La riposte de Chems-Eddine Hafiz
Soutien affiché de l’actuel président français, notamment lors de la dernière campagne présidentielle de 2022, Chems-Eddine Hafiz a été promu au rang d’officier de la Légion d’honneur par Emmanuel Macron en personne.
Quand la Mosquée de Paris soutenait Macron en 2022
Mais à son grand regret, il ne semble plus être en odeur de sainteté à l’Élysée. Dans un communiqué diffusé le 6 janvier, le recteur n’a pas manqué d’évoquer « le silence des autorités françaises » face à une « campagne sournoise » pour tenter de « déstabiliser » la Grande Mosquée de Paris.

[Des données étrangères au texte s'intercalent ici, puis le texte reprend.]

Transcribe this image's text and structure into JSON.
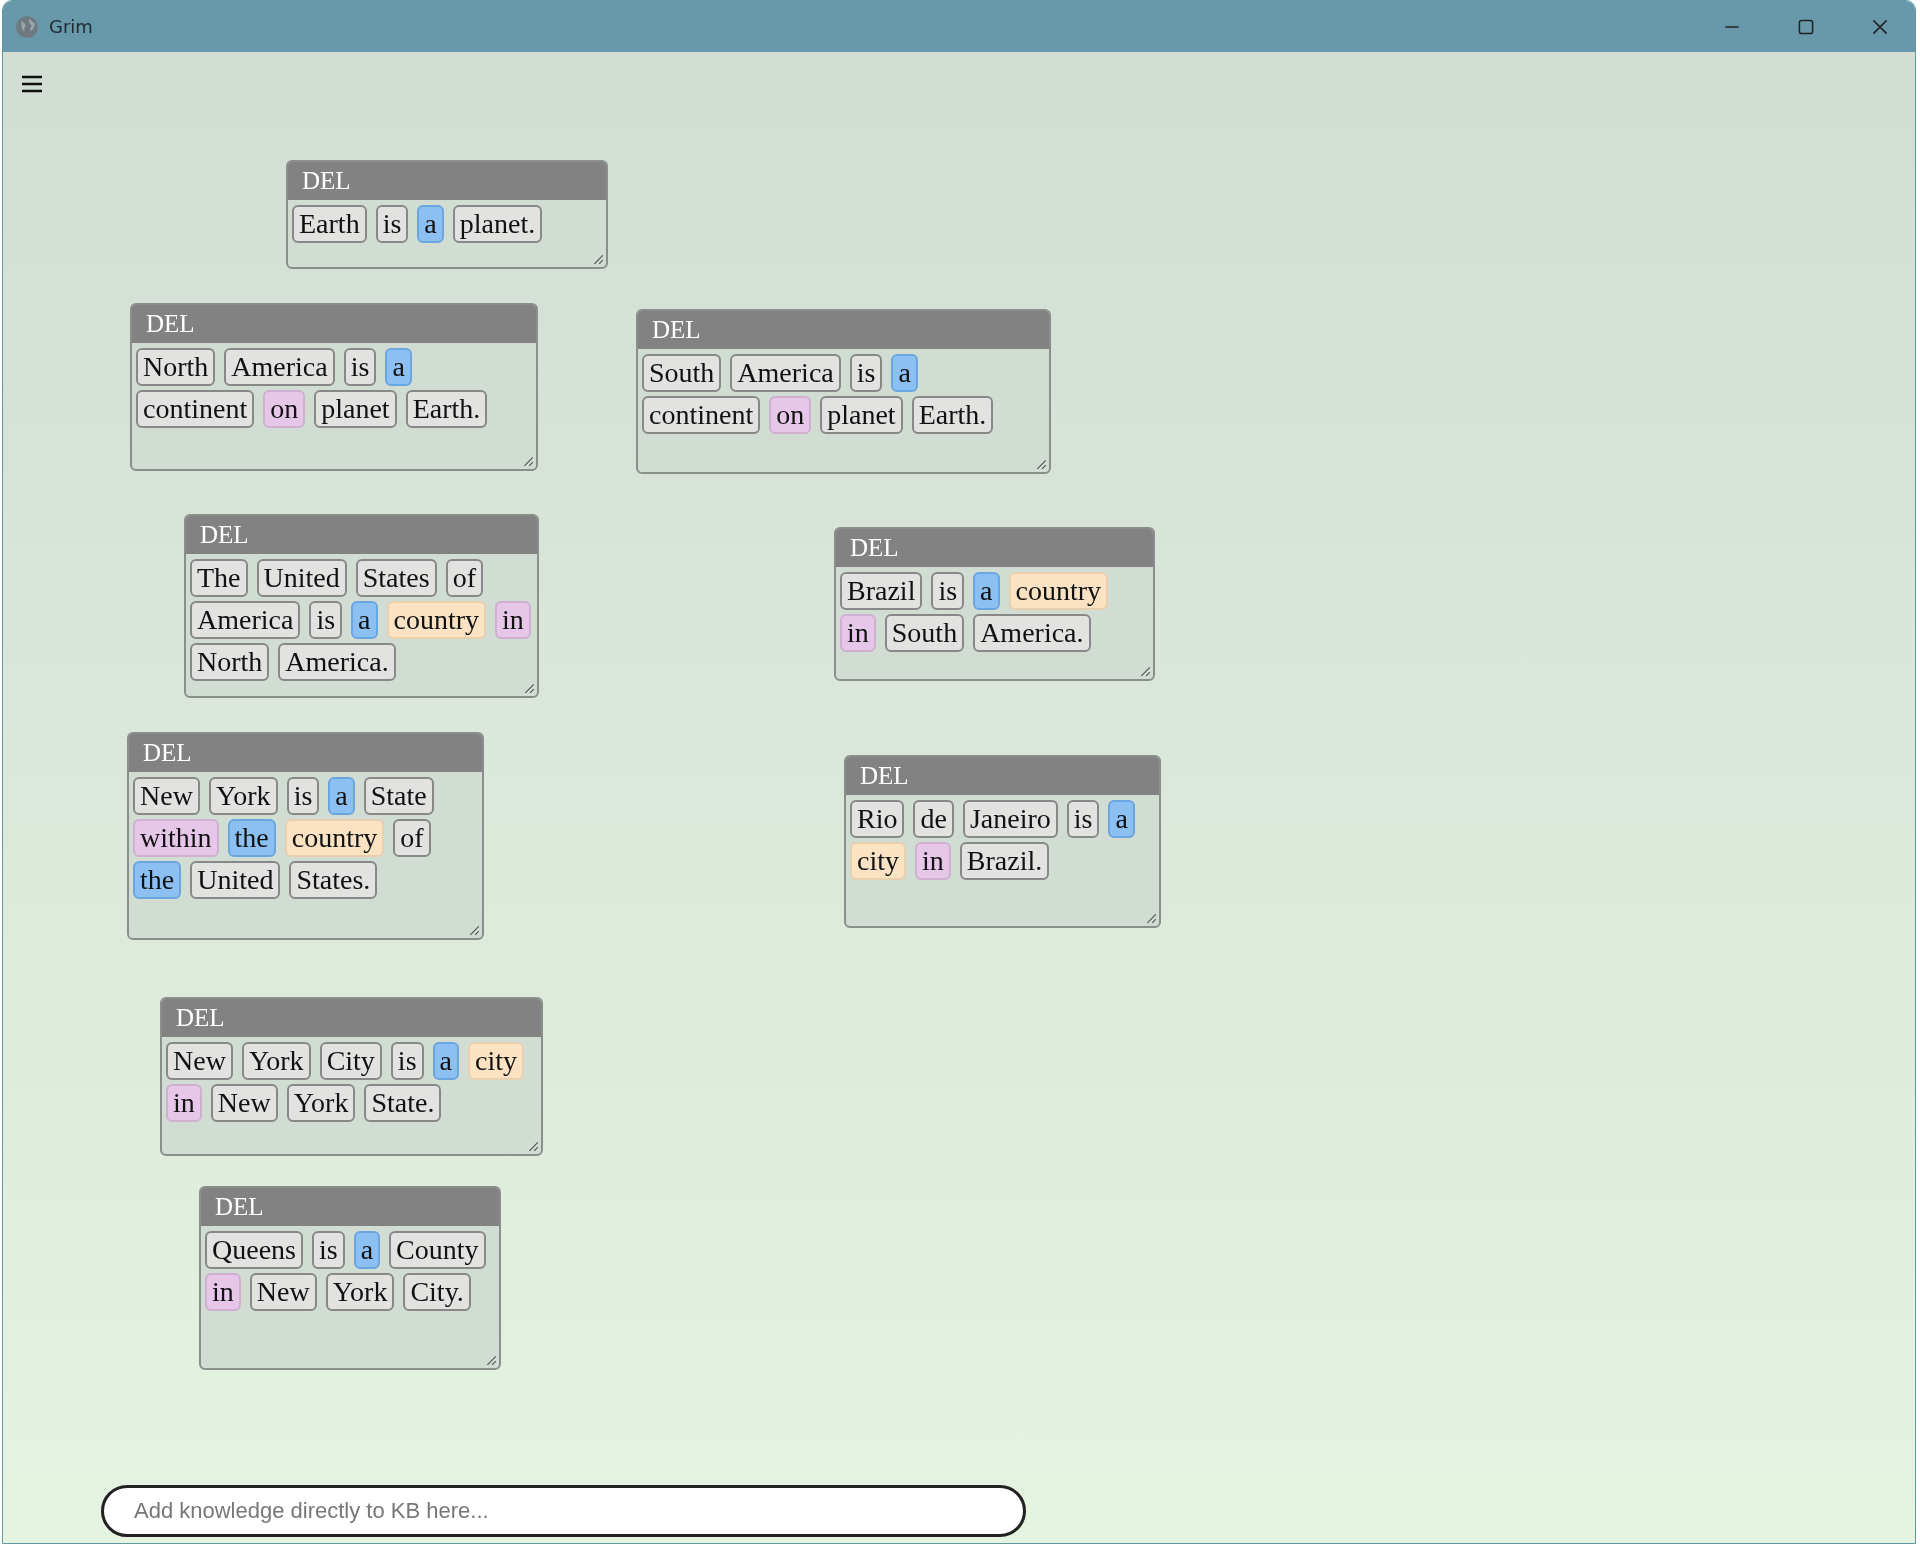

Une campagne déclenchée principalement par un Algérien, Chawki Benzehra, ancien activiste anti-France reconverti en lanceur d’alerte spécialisé dans la traque de contenus illicites diffusés par ses compatriotes. Réfugié politique depuis seulement fin 2023, ce dernier a accusé directement Chems-Eddine Hafiz d’accueillir et de financer des influenceurs algériens, sans apporter de précisions ni de preuves supplémentaires.
Désormais dans l’œil du cyclone, le responsable religieux multiplie depuis les initiatives pour tenter de redorer son image ternie par ces accusations. Par le biais d’un courrier adressé le 9 janvier dernier aux 150 imams affiliés à la Grande Mosquée de Paris, Chems-Eddine Hafiz a demandé d’introduire à la fin de chaque prêche du vendredi une incantation pour « préserver la France ». Plus récemment, l’avocat franco-algérien a diffusé un post sur les réseaux sociaux dans lequel il pointe du doigt une « ère où règne la désinformation » et revendique son « rôle au service de la concorde entre deux pays, la France et l’Algérie ».
Règlements de comptes
En mauvaise posture, la mosquée de Paris a vu ces derniers jours plusieurs de ses détracteurs se saisir de l’occasion pour exprimer publiquement leur hostilité, souvent à des fins politiques.
Damien Rieu, influenceur d’extrême droite, a demandé sur X la fermeture définitive du lieu de culte, invoquant l’application de la loi du talion : « Œil pour œil, dent pour dent ». Condamné en 2024 à huit mois de prison avec sursis, l’éphémère candidat Reconquête aux législatives de 2022 a formulé ce vœu en s’appuyant sur un article du journal Le Figaro qui aborde une supposée persécution des chrétiens en Algérie.
Dans un registre proche, Naïma M’Faddel, invitée fétiche des émissions de Cnews, a mis en avant le dossier du magazine « Le Point » totalement à charge contre la Grande Mosquée de Paris pour suggérer à demi-mot sur X que celle-ci devrait revenir au Maroc. L’ex-élue locale à Dreux, qui soutient régulièrement les thèses de Reconquête et du Rassemblement national, a notamment évoqué la présence d’artisans marocains lors de la construction de l’édifice pour justifier un changement d’administration. Depuis le règne de Hassan II, Rabat n’a jamais caché son intention de ravir l’édifice à l’Algérie afin de posséder officiellement une deuxième grande mosquée en France après celle de Saint-Étienne, nommée « mosquée Mohammed VI » en l’honneur de l’actuel roi du Maroc.